Cela, personne n'a le droit de le faire, sauf la justice pour des comportements qui relèvent de l'infraction judiciaire. Vouloir exclure tous ceux qui, à un moment ou un autre, ont fait partie de l'appareil constitué par Ben Ali sans reprocher à quelqu'un d'avoir fait ceci ou cela, à mon avis c'est inacceptable. Ben Ali n'est plus là et son parti a été dissous par la justice d'ailleurs ; donc il ne faut pas incriminer les gens éternellement. Ceux qui ont mal agi ou qu'on considère avoir été des éléments nocifs, il faut avoir le courage de les traduire en justice, autrement chacun a le droit de participer à l'activité de son pays et de le servir. C'est ma position. Je ne vais pas chercher les gens pour leur dire venez, mais ceux qui viennent, s'ils n'ont rien à se reprocher – et nous vérifions cela – il n'y a pas de raison qu'on les accueille pas.
-Croyez-vous que le gouvernement d'Ali Laârayedh dépassera les échecs de son prédécesseur ?
L'avenir qui le dira. Certainement, il a déjà beaucoup de handicaps, mais on ne peut juger qu'à la pratique, on ne veut pas condamner les gens avant qu'ils n'aient commencé à travailler.
-Etes-vous inquiet par la situation au Sahel et chez vos voisins ?
La sécurité de la Tunisie est intimement liée à celle de l'Algérie, de la Libye et vice-versa. Nous sommes ces composantes du grand Maghreb dont l'avenir est lié. Dans le passé, nous avons lutté ensemble contre le colonisateur commun, et pour l'avenir aussi, nous devons être ensemble.Ce qui s'est passé en Algérie, à In Amenas, est une chose que nous ne pouvons accepter.
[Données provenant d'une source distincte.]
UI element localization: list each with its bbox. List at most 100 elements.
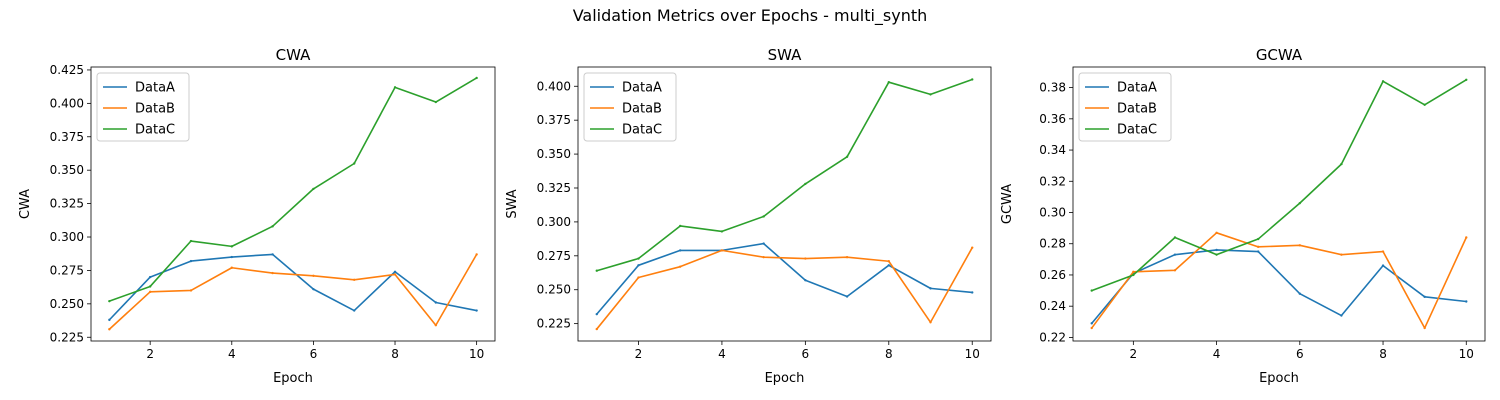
- legend-label-datab: DataB: [135, 102, 175, 117]
- data-point-dataa: [1381, 264, 1385, 267]
- series-line-datac: [109, 77, 478, 302]
- data-point-datac: [1215, 253, 1218, 256]
- series-line-datab: [108, 253, 478, 330]
- legend-label-dataa: DataA: [135, 81, 175, 96]
- x-tick-label: 4: [1213, 347, 1221, 361]
- data-point-dataa: [971, 291, 974, 294]
- x-tick-label: 8: [1379, 347, 1387, 361]
- data-point-datab: [353, 278, 356, 281]
- y-tick-label: 0.300: [537, 215, 571, 229]
- x-axis-label: Epoch: [765, 371, 805, 386]
- legend-label-datac: DataC: [1117, 123, 1157, 138]
- data-point-datac: [1173, 236, 1177, 239]
- data-point-dataa: [929, 287, 932, 290]
- data-point-datac: [720, 230, 724, 233]
- y-tick-label: 0.250: [537, 283, 571, 297]
- y-tick-label: 0.30: [1039, 206, 1066, 220]
- data-point-datac: [148, 285, 152, 288]
- y-tick-label: 0.26: [1039, 268, 1066, 282]
- subplot-title: CWA: [276, 46, 311, 64]
- data-point-datab: [971, 246, 974, 249]
- y-tick-label: 0.375: [537, 113, 571, 127]
- data-point-datac: [1256, 237, 1260, 241]
- data-point-dataa: [312, 287, 315, 291]
- data-point-dataa: [1465, 300, 1468, 303]
- data-point-datac: [804, 182, 807, 186]
- data-point-datac: [1381, 80, 1385, 83]
- x-tick-label: 2: [1130, 347, 1138, 361]
- data-point-datac: [1340, 162, 1343, 166]
- data-point-datac: [971, 78, 974, 81]
- legend: DataA DataB DataC: [96, 72, 190, 142]
- x-tick-label: 4: [718, 347, 726, 361]
- data-point-datac: [353, 162, 356, 165]
- data-point-datab: [1256, 245, 1260, 249]
- y-tick-label: 0.24: [1039, 299, 1066, 313]
- x-tick-label: 6: [310, 347, 318, 361]
- series-line-datab: [596, 247, 973, 330]
- data-point-datac: [271, 225, 274, 228]
- data-point-datab: [1465, 236, 1468, 239]
- data-point-datab: [189, 289, 193, 292]
- data-point-datac: [1423, 103, 1426, 106]
- data-point-dataa: [1090, 322, 1093, 325]
- y-tick-label: 0.425: [50, 63, 84, 77]
- series-line-dataa: [596, 242, 973, 315]
- y-tick-label: 0.325: [50, 197, 84, 211]
- data-point-dataa: [271, 253, 274, 256]
- data-point-datab: [762, 255, 765, 259]
- data-point-datab: [637, 276, 640, 279]
- data-point-datab: [1173, 269, 1177, 272]
- series-line-datab: [1091, 232, 1467, 329]
- data-point-datab: [679, 265, 682, 268]
- y-tick-label: 0.34: [1039, 143, 1066, 157]
- data-point-datab: [1215, 231, 1218, 235]
- data-point-datac: [679, 224, 682, 228]
- subplot-title: SWA: [768, 46, 803, 64]
- data-point-datac: [1132, 273, 1135, 277]
- y-tick-label: 0.38: [1039, 81, 1066, 95]
- data-point-datab: [845, 255, 849, 259]
- legend-label-datab: DataB: [1117, 102, 1157, 117]
- y-tick-label: 0.350: [50, 163, 84, 177]
- legend-label-datac: DataC: [135, 123, 175, 138]
- data-point-dataa: [108, 318, 111, 322]
- data-point-datab: [148, 290, 152, 294]
- y-tick-label: 0.250: [50, 297, 84, 311]
- data-point-datac: [887, 80, 890, 84]
- y-tick-label: 0.375: [50, 130, 84, 144]
- data-point-dataa: [595, 312, 598, 316]
- series-line-dataa: [108, 253, 477, 321]
- y-tick-label: 0.400: [537, 79, 571, 93]
- x-tick-label: 8: [885, 347, 893, 361]
- x-tick-label: 6: [802, 347, 810, 361]
- data-point-dataa: [762, 242, 765, 245]
- data-point-dataa: [679, 249, 682, 252]
- y-tick-label: 0.275: [50, 263, 84, 277]
- y-tick-label: 0.225: [50, 330, 84, 344]
- x-tick-label: 4: [228, 347, 236, 361]
- data-point-datab: [1340, 253, 1343, 256]
- data-point-datab: [1090, 326, 1093, 330]
- data-point-datab: [1132, 270, 1135, 274]
- data-point-dataa: [1256, 250, 1260, 253]
- data-point-datac: [312, 187, 315, 191]
- data-point-datac: [108, 299, 111, 303]
- series-line-dataa: [1091, 249, 1467, 324]
- y-tick-label: 0.225: [537, 317, 571, 331]
- data-point-dataa: [434, 301, 438, 304]
- data-point-datac: [1298, 201, 1302, 205]
- legend: DataA DataB DataC: [583, 72, 677, 142]
- legend: DataA DataB DataC: [1078, 72, 1172, 142]
- data-point-datab: [393, 273, 397, 276]
- x-tick-label: 8: [391, 347, 399, 361]
- subplot-title: GCWA: [1256, 46, 1303, 64]
- y-tick-label: 0.300: [50, 230, 84, 244]
- data-point-dataa: [845, 295, 849, 298]
- data-point-dataa: [1298, 292, 1302, 295]
- data-point-datab: [1381, 250, 1385, 253]
- data-point-datac: [1090, 289, 1093, 292]
- data-point-datab: [804, 257, 807, 260]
Nous nous sommes toujours déclarés solidaires avec les Algériens ; quelle que soit la politique qu'ils suivent, c'est leur affaire. Nous n'intervenons pas dans les affaires intérieures des Etats, mais stratégiquement, nous avons toujours eu des liens qui doivent être pris en considération aussi bien par nos populations et par nous-mêmes que par les étrangers qui doivent savoir que nous sommes très liés.
En tout cas, j'espère que l'Algérie continuera à progresser parce qu'elle a eu le mérite de se libérer d'un colonialisme très important et avec ses propres enfants. Je me rappelle quand nous avons visité l'Algérie avec le président Bourguiba la première fois, après l'indépendance de l'Algérie, c'était émouvant. Bourguiba était un grand patriote, il a embrassé la terre et a dit : «Ce pays qui s'est libéré de ce qu'il a souffert et par ses propres enfants, il faut le saluer et le respecter.»